Sou estranha por não me apoquentar com isso?
A exemplo de Drummond,
“O presente é a minha matéria...”
Se a espiritualidade
simbolizada em céu/inferno,
anjos e demônios
é algo elevado, sou reles
fome, injustiças, ganância
Ostentação...
Sim, mil vezes sim,
isso me incomoda.
Não à toa,
gostaria de ter escrito
“Solidariedade”, de Murilo Mendes.
Conecto-me com dores
de seres invisíveis,
nossos semelhantes
que às vezes pungem
e andam por aí...
Invocando Rosa, o Guimarães,
“Com dó, desgosto e desengano...”
Basta não cegarmos.
Para quê olhos
se vê e não repara?
A mim basta não encarnar
o mito de Narciso
vivendo em torno
do próprio umbigo
boa, má?
Certa, errada,
ora sim, ora não
antíteses me (in)definem...
Antes de iniciar nossa apreciação,
precisamos observar que, como linguista, faz anos que não nos dedicamos à
análise de obras literárias. Assim sendo, pedimos desculpas por não enveredarmos
pelas trilhas do saber literário que ora não temos condições de apresentar.
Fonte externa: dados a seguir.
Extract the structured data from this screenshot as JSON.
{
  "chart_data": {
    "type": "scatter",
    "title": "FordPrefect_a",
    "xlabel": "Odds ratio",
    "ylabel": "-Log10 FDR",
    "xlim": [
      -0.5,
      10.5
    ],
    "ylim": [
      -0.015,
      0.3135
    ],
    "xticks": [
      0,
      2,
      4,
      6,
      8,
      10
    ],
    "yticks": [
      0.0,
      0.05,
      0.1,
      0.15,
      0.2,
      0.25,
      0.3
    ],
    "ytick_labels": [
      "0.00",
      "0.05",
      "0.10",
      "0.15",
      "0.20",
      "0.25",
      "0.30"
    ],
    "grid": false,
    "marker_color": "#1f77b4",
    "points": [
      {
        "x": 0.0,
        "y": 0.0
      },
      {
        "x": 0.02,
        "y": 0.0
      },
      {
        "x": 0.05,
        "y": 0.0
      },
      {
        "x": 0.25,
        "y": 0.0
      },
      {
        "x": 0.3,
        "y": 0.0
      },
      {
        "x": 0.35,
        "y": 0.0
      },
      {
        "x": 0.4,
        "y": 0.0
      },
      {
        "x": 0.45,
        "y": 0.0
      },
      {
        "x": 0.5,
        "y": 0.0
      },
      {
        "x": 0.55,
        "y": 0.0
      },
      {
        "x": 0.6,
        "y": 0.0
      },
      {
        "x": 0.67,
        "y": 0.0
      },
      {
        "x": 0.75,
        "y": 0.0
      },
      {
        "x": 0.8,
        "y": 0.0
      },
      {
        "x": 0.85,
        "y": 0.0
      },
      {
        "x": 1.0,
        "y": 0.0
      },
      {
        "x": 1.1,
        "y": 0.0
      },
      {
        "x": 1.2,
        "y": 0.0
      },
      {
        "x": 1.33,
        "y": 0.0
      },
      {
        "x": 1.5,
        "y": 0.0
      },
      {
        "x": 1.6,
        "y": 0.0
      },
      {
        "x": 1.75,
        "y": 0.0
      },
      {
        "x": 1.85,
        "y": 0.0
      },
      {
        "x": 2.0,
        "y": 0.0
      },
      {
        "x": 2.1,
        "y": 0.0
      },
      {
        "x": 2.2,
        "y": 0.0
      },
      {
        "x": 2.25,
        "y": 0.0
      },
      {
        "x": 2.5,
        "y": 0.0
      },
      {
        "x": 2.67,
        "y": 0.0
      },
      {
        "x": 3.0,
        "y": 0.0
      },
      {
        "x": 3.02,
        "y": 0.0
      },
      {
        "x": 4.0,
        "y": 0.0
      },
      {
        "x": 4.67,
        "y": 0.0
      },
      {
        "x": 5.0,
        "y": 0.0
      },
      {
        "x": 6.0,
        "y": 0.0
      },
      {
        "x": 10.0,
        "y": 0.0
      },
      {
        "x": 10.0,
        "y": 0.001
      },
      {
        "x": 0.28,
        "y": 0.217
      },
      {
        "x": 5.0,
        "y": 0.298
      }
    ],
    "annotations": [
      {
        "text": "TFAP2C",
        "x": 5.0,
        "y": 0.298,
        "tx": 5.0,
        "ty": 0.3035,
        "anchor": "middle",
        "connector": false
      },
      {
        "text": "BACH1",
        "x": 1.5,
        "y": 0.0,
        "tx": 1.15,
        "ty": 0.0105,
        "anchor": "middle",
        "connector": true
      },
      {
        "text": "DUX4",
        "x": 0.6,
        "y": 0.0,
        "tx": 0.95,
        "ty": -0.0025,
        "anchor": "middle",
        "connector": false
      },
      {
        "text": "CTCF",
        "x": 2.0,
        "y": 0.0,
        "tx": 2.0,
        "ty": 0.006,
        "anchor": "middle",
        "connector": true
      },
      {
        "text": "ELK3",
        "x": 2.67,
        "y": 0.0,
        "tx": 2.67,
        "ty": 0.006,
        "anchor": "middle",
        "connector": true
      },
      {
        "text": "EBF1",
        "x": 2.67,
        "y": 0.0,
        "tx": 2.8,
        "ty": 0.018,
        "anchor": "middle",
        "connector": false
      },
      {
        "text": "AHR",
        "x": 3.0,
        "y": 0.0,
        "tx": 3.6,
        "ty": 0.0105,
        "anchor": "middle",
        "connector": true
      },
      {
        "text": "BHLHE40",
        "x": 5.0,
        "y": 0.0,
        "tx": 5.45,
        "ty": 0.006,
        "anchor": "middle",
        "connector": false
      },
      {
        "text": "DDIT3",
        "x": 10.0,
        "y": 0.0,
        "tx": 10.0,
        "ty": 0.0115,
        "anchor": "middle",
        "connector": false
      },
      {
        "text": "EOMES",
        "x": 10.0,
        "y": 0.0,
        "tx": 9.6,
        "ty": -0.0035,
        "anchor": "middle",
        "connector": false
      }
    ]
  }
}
O título do poema de Márcia Elizabeth Machado
nos chamou atenção, logo que iniciamos a leitura. Eternidade x finitude são
palavras que denotam, para nós, situações opostas, pois o que é eterno não tem
fim. A eternidade se aliaria, portanto a uma situação de infinitude. Percebemos,
de antemão, mesmo antes da leitura do texto, que o poema se envolveria com os
aspectos dualísticos que induzem a uma análise da vida.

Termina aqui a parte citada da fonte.